Cataract, the major cause of blindness worldwide occurs due to the misfolding and aggregation of the protein crystallin, which constitute a major portion of the lens protein. Other than the whole protein crystallin, the peptide sequences generated from crystallin as a result of covalent protein damage have also been shown to possess and foster protein aggregation, which can be established as crystallin aggregation models. Thus, the disaggregation or inhibition of these protein aggregates could be a viable approach to combat cataract and preserve lens proteostasis. Herein, we tried to explore the disruption as well as inhibition of the intact α-crystallin protein and α-crystallin derived model peptide aggregates by l-3,4-dihydroxyphenylalanine (levodopa) coated gold (Au) nano/micro-roses as modulators. Thioflavin T fluorescence enhancement assay, and electron microscopic analysis were being employed to probe the anti-aggregation behavior of the Au nano/micro-roses towards the aggregating α-crystallin peptides/protein. Further, computational studies were performed to reveal the nature of molecular interactions between the levodopa molecule and the α-crystallin derived model peptides. Interestingly, both levodopa coated Au nano/micro-roses were found to be capable of inhibiting as well as preventing the aggregation of the intact α-crystallin protein and other model peptides derived from it.
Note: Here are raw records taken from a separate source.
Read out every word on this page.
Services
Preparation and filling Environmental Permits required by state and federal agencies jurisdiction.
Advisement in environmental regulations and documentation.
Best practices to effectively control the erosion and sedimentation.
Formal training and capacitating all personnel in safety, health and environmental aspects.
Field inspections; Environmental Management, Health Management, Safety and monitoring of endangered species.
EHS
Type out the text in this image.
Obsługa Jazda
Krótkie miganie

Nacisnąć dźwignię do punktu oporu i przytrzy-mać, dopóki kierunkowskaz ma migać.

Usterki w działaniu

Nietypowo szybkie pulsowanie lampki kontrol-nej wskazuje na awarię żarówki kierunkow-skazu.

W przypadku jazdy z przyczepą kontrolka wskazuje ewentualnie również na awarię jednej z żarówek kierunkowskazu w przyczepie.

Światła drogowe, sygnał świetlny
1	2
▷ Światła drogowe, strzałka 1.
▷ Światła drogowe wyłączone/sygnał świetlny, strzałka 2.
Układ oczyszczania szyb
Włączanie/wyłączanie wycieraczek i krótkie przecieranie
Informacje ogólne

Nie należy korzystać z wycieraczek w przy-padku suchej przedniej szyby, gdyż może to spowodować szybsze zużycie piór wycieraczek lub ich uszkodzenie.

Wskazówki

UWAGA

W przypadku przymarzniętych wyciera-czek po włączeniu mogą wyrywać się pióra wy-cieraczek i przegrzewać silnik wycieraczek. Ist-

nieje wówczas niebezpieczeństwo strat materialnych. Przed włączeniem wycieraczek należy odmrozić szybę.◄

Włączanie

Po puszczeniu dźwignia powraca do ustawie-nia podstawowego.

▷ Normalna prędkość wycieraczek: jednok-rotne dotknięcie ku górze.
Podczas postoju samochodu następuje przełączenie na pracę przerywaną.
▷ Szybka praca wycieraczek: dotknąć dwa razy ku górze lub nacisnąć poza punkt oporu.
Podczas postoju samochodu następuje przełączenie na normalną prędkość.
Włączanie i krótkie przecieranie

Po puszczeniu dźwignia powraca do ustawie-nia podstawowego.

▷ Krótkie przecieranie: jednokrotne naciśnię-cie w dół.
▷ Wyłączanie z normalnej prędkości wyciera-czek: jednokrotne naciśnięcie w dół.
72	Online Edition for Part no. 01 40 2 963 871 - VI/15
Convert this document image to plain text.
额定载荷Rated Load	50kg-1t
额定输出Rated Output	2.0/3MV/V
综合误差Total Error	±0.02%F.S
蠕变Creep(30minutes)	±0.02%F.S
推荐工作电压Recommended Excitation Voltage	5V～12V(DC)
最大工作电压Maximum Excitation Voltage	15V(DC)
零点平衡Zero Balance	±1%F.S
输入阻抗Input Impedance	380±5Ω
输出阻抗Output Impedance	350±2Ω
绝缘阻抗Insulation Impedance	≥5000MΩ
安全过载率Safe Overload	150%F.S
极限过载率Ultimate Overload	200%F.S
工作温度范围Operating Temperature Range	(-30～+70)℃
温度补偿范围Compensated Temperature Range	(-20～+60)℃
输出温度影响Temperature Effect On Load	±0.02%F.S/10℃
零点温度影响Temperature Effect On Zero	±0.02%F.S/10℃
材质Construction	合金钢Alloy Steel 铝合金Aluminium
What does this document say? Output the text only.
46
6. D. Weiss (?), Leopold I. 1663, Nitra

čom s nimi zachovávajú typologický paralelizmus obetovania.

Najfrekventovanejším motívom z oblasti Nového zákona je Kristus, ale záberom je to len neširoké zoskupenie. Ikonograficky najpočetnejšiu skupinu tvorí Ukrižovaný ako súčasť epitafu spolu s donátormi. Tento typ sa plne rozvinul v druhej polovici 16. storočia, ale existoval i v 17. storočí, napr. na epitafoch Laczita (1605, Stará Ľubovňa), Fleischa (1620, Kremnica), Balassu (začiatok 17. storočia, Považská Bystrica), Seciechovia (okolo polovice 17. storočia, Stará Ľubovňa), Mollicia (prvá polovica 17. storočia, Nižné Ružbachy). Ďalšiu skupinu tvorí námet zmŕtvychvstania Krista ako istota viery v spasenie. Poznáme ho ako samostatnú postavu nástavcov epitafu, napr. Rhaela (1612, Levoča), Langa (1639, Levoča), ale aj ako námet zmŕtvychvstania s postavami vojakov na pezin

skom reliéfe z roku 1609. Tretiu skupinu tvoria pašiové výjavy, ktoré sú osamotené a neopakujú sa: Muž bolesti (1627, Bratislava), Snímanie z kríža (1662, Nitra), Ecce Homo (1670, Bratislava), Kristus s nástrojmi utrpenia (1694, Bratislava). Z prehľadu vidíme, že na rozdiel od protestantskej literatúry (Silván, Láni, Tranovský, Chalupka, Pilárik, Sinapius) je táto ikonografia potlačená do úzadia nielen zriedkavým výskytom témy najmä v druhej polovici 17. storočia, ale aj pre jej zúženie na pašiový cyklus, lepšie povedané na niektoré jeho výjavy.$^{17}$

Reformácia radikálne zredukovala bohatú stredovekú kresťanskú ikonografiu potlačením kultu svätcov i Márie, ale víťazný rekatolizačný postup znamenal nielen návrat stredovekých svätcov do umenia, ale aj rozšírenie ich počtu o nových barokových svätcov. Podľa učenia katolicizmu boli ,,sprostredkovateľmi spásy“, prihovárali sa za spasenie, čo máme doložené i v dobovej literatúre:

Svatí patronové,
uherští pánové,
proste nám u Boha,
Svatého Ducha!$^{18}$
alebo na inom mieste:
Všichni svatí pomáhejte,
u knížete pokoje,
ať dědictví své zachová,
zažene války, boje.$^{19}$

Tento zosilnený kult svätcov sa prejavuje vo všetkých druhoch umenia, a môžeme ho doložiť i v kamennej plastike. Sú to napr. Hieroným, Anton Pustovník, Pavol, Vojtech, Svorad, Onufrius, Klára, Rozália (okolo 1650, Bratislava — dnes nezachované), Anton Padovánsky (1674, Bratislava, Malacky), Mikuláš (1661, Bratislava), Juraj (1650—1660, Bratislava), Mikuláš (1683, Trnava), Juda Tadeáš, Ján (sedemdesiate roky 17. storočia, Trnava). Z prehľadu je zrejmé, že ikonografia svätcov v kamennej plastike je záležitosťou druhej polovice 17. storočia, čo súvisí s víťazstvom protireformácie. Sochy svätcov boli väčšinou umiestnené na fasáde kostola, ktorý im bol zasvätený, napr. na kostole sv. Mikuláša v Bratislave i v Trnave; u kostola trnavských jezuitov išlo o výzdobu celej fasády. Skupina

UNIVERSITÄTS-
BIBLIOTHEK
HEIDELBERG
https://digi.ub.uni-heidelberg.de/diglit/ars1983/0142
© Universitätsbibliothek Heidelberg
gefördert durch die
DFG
白内障是世界范围内失明的主要原因，这是由于蛋白质晶体蛋白的错误折叠和聚集所致，而晶体蛋白构成了晶状体蛋白质的主要部分。除了整个蛋白结晶蛋白外，由于共价蛋白损伤而从结晶蛋白产生的肽序列也已显示出具有并促进蛋白质聚集，可以将其建立为结晶蛋白聚集模型。因此，这些蛋白质聚集体的分解或抑制可能是对抗白内障和保留晶状体蛋白稳态的可行方法。在本文中，我们试图探索的破坏以及抑制完整α晶状体蛋白和α-晶状的衍生通过模型肽聚集升-3,4-二羟基苯丙氨酸（左旋多巴）包被的金（Au）纳米/微玫瑰作为调节剂。硫黄素T荧光增强测定法和电子显微镜分析被用来探测金纳米/微玫瑰对聚集的α-晶状蛋白肽/蛋白质的抗聚集行为。此外，进行了计算研究以揭示左旋多巴分子与α-晶体蛋白衍生的模型肽之间的分子相互作用的性质。有趣的是，发现左旋多巴涂覆的两种金纳米/微玫瑰都能够抑制以及防止完整的α-晶状体蛋白和其他衍生自其的模型肽的聚集。